A Participant who ceases to be in Relevant Employment must remove his Shares from the trust. Unless the Participant provides the requisite funds to the company which employed him or the Trustees to cover any income tax and employee’s NICs liability that may arise due to his Shares ceasing to be subject to the Plan, the Trustees shall have the discretion to dispose of sufficient of the Participant’s Shares to meet such liabilities on behalf of the Participant.

 

13. Forfeiture of Shares

 

13.1 The Company may from time to time determine that Participants shall, during the applicable Forfeiture Period, forfeit all beneficial entitlement (or such proportion as the Company shall from time to time determine in respect of all Participants) to Free Shares and/or Matching Shares awarded to them in the following circumstances:

 

(a) on the Participant ceasing to hold Relevant Employment, or the withdrawal of the Free Shares and/or Matching Shares as a result of such cessation, for any reason other than:

 

(i) death,

 

(ii) injury or disability (evidenced to the satisfaction of the Company),

 

(iii) on being dismissed by reason of Redundancy,

 

(iv) retirement on or after Retirement Age,

 

(v) the transfer of the undertaking or part undertaking by which he is employed to a person, other than an Associated Company, to which the Transfer of Undertakings (Protection of Employment) Regulations 2006 apply, or

 

(vi) the company by which he is employed ceasing to be an Associated Company; or

 

(b) in the case of Matching Shares, the withdrawal of the corresponding Partnership Shares by reference to which they were awarded .

 

13.2 For the purposes of Rule 13.1, the “Forfeiture Period” shall be such period (if any) of not more than three years beginning with the relevant Award Date as the Company may from time to time determine in respect of all Participants who participate in the same Award.
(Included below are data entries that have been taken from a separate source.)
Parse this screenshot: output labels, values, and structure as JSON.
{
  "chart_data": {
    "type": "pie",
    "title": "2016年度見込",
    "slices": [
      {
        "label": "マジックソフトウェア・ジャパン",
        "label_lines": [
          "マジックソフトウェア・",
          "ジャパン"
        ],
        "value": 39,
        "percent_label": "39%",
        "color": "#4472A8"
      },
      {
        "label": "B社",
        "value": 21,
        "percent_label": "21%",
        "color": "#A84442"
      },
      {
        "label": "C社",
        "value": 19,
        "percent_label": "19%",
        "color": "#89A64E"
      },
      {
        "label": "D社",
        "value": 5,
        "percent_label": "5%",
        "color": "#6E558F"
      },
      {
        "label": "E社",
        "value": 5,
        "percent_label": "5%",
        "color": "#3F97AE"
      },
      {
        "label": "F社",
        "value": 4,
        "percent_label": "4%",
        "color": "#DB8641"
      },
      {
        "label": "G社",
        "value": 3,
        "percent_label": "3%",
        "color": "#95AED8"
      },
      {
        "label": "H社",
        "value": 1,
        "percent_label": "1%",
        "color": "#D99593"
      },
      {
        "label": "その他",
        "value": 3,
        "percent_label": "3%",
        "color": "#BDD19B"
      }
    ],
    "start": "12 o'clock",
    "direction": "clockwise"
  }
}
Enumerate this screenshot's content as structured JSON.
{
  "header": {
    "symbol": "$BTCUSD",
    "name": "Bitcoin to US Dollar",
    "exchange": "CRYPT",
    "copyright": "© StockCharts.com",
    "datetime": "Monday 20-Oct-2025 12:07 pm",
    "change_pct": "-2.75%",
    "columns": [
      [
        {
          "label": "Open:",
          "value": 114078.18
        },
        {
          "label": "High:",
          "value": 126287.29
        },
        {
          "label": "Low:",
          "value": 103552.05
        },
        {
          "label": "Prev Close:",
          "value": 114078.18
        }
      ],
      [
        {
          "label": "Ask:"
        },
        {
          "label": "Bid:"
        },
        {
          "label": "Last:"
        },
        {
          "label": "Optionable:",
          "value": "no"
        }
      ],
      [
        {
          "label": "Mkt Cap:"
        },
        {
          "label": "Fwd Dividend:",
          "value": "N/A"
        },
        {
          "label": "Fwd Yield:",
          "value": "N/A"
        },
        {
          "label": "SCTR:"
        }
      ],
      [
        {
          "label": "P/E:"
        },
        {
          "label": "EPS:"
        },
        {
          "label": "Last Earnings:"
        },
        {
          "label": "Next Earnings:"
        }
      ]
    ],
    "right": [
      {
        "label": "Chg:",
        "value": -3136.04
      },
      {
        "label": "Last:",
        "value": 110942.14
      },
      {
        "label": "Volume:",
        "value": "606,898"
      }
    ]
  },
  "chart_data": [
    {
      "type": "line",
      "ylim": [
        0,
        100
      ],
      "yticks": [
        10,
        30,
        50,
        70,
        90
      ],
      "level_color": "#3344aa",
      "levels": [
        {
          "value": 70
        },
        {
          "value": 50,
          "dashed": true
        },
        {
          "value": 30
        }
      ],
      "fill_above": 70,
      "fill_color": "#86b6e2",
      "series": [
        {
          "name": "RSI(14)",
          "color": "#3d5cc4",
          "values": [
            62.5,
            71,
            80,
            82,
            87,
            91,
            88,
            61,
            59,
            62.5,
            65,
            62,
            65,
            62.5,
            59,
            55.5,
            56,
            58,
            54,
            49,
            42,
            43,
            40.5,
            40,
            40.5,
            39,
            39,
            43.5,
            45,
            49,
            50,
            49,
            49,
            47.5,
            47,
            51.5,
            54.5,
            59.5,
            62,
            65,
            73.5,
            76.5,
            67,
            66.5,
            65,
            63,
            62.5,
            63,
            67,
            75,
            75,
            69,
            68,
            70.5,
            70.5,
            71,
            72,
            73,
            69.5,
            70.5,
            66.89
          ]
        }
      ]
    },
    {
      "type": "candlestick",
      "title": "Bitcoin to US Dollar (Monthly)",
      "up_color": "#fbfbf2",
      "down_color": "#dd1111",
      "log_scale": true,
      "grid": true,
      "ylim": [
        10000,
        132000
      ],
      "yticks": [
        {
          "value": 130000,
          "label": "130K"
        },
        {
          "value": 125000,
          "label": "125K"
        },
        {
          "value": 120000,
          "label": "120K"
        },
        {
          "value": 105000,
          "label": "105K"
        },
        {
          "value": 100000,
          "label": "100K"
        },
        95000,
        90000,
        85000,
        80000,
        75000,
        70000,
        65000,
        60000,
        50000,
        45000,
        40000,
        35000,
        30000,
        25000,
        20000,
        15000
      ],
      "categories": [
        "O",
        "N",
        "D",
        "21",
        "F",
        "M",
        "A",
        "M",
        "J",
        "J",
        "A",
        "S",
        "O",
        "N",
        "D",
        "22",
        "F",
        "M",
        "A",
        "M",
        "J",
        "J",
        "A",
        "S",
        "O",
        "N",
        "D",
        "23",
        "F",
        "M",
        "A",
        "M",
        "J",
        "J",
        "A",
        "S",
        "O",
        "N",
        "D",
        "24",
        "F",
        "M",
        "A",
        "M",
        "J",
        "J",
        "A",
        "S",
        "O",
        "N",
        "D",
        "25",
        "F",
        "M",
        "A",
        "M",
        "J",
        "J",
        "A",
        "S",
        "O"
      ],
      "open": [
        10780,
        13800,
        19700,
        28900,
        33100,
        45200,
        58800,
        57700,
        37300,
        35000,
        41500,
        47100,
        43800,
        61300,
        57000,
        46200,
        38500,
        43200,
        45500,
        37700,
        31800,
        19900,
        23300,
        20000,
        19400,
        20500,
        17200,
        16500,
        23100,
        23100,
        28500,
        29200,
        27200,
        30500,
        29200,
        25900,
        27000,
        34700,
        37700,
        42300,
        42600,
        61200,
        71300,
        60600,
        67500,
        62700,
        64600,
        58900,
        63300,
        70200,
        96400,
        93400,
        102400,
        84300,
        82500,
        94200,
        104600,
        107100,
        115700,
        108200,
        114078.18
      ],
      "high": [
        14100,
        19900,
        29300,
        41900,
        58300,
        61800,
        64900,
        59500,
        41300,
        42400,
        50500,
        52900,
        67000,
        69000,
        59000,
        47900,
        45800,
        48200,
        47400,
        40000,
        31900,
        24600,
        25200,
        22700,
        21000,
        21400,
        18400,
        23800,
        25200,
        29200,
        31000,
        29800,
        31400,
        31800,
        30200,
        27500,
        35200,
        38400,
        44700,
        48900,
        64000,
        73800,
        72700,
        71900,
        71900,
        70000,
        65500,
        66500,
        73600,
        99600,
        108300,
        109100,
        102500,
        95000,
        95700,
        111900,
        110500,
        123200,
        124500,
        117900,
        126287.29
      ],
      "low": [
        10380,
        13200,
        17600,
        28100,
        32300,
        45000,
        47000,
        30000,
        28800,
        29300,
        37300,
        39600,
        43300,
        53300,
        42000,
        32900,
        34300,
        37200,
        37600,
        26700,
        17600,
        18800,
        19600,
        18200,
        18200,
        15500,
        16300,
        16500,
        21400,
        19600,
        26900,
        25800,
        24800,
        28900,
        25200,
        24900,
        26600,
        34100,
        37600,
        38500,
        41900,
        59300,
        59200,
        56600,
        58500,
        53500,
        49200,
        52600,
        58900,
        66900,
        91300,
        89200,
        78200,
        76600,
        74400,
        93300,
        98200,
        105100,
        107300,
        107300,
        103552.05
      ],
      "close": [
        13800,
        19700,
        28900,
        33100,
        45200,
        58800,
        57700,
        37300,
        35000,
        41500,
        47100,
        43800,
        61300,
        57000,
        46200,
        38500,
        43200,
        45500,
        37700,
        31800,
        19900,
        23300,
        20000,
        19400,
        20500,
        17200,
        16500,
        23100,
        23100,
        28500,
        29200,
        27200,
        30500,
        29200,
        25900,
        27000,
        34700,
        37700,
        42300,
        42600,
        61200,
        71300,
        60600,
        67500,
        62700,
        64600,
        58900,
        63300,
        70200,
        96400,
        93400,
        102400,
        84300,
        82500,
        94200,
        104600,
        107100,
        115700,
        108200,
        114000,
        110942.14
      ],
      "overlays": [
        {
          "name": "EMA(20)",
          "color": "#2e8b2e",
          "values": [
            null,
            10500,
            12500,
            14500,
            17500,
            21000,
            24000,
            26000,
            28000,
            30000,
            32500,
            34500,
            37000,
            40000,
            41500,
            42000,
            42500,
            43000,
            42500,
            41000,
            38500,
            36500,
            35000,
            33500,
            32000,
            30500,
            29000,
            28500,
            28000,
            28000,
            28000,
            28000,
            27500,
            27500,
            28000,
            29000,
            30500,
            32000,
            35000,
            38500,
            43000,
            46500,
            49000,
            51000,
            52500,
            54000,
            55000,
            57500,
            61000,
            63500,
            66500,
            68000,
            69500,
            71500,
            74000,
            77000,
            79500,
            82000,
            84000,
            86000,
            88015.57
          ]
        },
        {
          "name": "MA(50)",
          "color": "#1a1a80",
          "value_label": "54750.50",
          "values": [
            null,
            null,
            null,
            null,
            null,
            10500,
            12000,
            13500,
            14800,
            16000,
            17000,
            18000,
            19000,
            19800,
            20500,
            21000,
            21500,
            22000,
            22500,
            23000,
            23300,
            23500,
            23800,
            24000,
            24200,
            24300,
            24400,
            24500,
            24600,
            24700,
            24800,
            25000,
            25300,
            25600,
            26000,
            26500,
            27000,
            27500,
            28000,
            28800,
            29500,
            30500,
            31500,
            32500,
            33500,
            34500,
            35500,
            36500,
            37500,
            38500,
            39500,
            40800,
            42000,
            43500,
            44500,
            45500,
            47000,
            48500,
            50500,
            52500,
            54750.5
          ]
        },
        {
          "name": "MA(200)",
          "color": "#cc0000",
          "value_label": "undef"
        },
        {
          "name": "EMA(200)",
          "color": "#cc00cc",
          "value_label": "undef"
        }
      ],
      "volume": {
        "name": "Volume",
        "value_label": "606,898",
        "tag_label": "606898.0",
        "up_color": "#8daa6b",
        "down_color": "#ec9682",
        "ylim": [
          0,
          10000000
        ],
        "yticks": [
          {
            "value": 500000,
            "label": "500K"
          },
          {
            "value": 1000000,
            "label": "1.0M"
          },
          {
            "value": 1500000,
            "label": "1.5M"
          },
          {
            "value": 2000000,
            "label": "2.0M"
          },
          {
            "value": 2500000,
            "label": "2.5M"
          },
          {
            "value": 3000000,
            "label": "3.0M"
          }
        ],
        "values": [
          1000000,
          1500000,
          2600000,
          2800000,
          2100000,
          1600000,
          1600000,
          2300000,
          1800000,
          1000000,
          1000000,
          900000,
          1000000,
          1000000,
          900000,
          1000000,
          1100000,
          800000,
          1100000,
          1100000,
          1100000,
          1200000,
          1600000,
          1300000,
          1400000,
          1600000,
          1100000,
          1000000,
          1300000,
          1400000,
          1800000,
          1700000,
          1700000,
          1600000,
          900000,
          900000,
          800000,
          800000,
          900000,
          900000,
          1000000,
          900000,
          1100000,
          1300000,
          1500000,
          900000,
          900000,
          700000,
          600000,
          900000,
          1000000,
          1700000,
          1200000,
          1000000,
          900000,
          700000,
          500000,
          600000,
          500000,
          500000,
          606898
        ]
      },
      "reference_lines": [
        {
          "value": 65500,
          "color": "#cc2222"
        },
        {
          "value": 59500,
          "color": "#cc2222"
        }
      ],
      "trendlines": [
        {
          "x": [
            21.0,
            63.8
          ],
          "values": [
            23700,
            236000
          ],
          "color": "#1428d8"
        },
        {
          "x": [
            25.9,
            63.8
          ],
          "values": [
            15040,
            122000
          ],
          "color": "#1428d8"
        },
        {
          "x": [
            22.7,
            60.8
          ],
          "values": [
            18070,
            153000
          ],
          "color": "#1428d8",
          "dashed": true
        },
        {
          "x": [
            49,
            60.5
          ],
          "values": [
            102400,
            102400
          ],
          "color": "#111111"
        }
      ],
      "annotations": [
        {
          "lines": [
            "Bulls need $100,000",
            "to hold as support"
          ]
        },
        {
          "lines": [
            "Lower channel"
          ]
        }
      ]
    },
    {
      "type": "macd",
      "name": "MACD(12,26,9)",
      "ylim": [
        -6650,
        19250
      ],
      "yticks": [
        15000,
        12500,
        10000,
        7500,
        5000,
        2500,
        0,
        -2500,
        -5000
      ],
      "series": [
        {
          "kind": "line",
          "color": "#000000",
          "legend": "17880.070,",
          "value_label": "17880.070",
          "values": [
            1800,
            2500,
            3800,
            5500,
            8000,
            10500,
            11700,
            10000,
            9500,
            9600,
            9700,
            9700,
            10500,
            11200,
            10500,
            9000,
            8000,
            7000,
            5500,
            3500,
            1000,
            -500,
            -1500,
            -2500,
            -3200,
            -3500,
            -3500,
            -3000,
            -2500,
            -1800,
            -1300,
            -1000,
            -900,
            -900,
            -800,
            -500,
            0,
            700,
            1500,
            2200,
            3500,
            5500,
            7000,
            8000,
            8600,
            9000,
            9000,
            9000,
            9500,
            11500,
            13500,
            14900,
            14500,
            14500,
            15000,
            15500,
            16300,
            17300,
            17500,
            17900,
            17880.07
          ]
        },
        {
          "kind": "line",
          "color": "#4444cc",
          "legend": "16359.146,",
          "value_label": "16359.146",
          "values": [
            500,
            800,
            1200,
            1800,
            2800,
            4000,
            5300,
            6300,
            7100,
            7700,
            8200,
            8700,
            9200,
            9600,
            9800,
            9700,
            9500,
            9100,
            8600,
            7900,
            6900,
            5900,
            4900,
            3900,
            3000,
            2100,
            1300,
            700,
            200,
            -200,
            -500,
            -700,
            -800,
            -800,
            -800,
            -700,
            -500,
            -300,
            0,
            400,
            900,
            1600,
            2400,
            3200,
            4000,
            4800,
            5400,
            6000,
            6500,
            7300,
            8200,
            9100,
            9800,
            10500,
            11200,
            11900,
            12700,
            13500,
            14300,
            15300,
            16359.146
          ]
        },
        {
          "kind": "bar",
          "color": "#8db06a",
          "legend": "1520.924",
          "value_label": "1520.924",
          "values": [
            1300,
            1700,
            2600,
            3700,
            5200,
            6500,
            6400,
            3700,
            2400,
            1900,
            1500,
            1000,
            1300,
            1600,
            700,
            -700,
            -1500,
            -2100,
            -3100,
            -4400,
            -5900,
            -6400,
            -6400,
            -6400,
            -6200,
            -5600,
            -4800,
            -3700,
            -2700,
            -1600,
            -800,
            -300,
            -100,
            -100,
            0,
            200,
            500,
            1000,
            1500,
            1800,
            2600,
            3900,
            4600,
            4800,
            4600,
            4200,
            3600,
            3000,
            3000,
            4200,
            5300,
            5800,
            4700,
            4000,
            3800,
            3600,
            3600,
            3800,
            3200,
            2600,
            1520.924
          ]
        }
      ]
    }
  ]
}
For the avoidance of doubt, the Forfeiture Period need not be the same in relation to Free Shares and Matching Shares or separate Awards of Free Shares or Matching Shares.

 

13.3 Where pursuant to Rule 13.1 the Company determines that Free Shares and/or Matching Shares shall be capable of forfeiture, it shall do so before the Award Date of such Shares and shall notify Qualifying Employees of the basis on which the Shares shall be capable of forfeiture.